Sabtu, 24 Maret 2012

Mengajar dengan Sepenuh Hati

SEKOLAH CINTA KASIH TZU CHI CENGKARENG


Mengajar dengan Sepenuh Hati

Naskah : Apriyanto
Guru adalah pelita yang memberi cahaya dalam gulita karena guru membawa ilmu kepada murid-muridnya. Sebagian orang mengatakan kalau guru adalah pahlawan tanpa tanda jasa. Karena tanpa disadari kesuksesan seseorang tak lepas dari jasa seorang guru. Namun tidak semua guru sanggup mengemban tugas ini dengan penuh ketulusan dan dedikasi.   

Hanya orang-orang yang memiliki kecintaan pada dunia pengajaran dan anak-anaklah yang sanggup menjalani profesi guru sebagai tugas yang mulia. Sandra Devi salah satunya. Guru Taman Kanak-kanak Sekolah Tzu Chi ini bisa dikatakan sebagai salah satu guru yang mendedikasikan hidupnya di dunia pendidikan dan anak-anak.
Sandra yang telah berusia 33 tahun ini memulai kariernya sebagai guru sejak tahun 2004. Waktu itu Sandra yang sudah mengajar di salah satu kelompok bermain kenamaan tertarik melamar kerja di Sekolah Cinta Kasih Tzu Chi setelah melihat iklan lowongan kerja di salah satu surat kabar. Atas dasar coba-coba maka Sandra bersama 2 orang temannya mengantarkan surat lamaran ke kantor Tzu Chi di Mangga Dua Jakarta. Beberapa hari berikutnya, Sandra pun mendapat panggilan untuk wawancara di Sekolah Cinta Kasih Tzu Chi Cengkareng, Jakarta Barat. Ketika pertama kali memasuki halaman sekolah, Sandra langsung terpesona melihat bangunan sekolah yang begitu megah. Hatinya pun langsung berdesir, "Sekolahnya besar sekali. Sepertinya saya tepat memilih bergabung di sini.Jika awalnya Sandra melamar atas dasar "coba-coba" maka pada hari itu ia bertekad untuk lebih mengenal Tzu Chi. Setelah menjalani seragkaian wawancara dan tes, Sandra semakin paham akan misi dan visi Tzu Chi. Akhirnya atas jalinan jodoh pula Sandra diterima sebagai guru taman kanak-kanak di Sekolah Cita Kasih Tzu Chi.   

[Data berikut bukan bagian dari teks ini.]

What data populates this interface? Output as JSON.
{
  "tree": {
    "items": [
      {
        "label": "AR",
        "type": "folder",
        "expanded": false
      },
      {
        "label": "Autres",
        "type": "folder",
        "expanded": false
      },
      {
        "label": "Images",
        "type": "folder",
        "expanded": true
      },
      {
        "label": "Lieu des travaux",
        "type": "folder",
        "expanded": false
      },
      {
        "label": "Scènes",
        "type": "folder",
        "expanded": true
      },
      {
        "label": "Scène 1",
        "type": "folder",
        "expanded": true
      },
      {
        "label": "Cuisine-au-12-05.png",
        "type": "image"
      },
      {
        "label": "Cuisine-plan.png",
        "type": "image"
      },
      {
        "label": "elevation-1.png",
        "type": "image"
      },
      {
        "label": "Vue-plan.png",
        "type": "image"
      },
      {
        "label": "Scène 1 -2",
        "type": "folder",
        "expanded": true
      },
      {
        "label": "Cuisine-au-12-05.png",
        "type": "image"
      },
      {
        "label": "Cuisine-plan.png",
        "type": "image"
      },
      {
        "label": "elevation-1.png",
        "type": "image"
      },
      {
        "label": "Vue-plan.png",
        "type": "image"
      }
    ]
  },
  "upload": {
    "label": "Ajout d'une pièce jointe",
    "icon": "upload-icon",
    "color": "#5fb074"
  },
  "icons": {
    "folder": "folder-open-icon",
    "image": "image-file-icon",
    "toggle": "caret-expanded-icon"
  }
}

Sekolah Baru Tantangan Baru
Namun begitu pertama kali mengajar Sandra langsung terkesiap ketika melihat penampilan murid-muridnya yang mayoritas berasal dari bantaran Kali Angke. "Saya terkejut ketika melihat penampilan mereka. Mereka datang dengan penampilan seadanya. Rambut kusut, bertelanjang kaki dan diantar orang tua yang berpenampilan seadanya juga," kenang Sandra. Tetapi di tempat ini, Sandra justru memperoleh pengalaman baru. Anak-anak didiknya yang berpenampilan seadanya itu, ternyata terlihat lebih berani berkomunikasi dan bersosialisasi dibandingkan dengan murid-murid di tempatnya bekerja dahulu. Meskipun demikian keberanian dan kemandirian anak-anak itu berimbas pula pada perilakunya yang di luar normatif anak-anak. Mayoritas dari mereka terbiasa berkata kasar dan beberapa di antaranya sudah berperilaku layaknya orang dewasa. Keadaan ini jelas menjadi tantangan dan tugas utama bagi Sandra dalam membenahiperilaku murid-muridnya.
Tahap utama yang Sandra jalani adalah melakukan pendekatan pada orang tua murid dan penerapan disiplin pada anak-anaknya secara bertahap. Dalam hal ini inovasi sangat diperlukan untuk tercapainya tujuan yang diinginkan: anak didik yang berbudi pekerti luhur. Oleh karena itu pendekatan persuasif merupakan kunci agar anak didik lebih mudah mengerti mengenai tata krama, dan menjadikan tata krama sebagai bagian dari perilaku sehari-hari.
Berbekal pada pada prinsip ini Sandra pun mulai mengundang para orang tua murid ke sekolah untuk saling berkomunikasi dan menjelaskan pentingnya penampilan yang baik bagi anak-anak mereka. "Kita harus merangkul mereka. Mengajarkan tata krama kepada mereka itu berat sekali, harus banyak komunikasi dengan orang tua. Jadi sering mengundang para orang tua ke sekolah untuk berdiskusi dan mengajak agar anak-anak mereka bisa berpenampilan lebih baik lagi," kata Sandra.
Kebetulan Sandra juga tinggal di Kompleks Perumahan Cinta Kasih Tzu Chi Cengkareng, maka ia memanfaatkan waktu luangnya untuk saling berinteraksi dengan para warga. Perlahan-lahan Sandra pun semakin akrab dengan para ibu rumah tangga yang beberapa di antaranya adalah orang tua dari murid-muridnya.
Keterampilan Sandra dalam mendengarkan keluh kesah dan berbagai pengetahuan membuat Sandra disenangi dan dihargai oleh para orang tua murid. "Saya berusaha menjadi pendengar yang baik, saya dengarkan keluhan mereka," akunya.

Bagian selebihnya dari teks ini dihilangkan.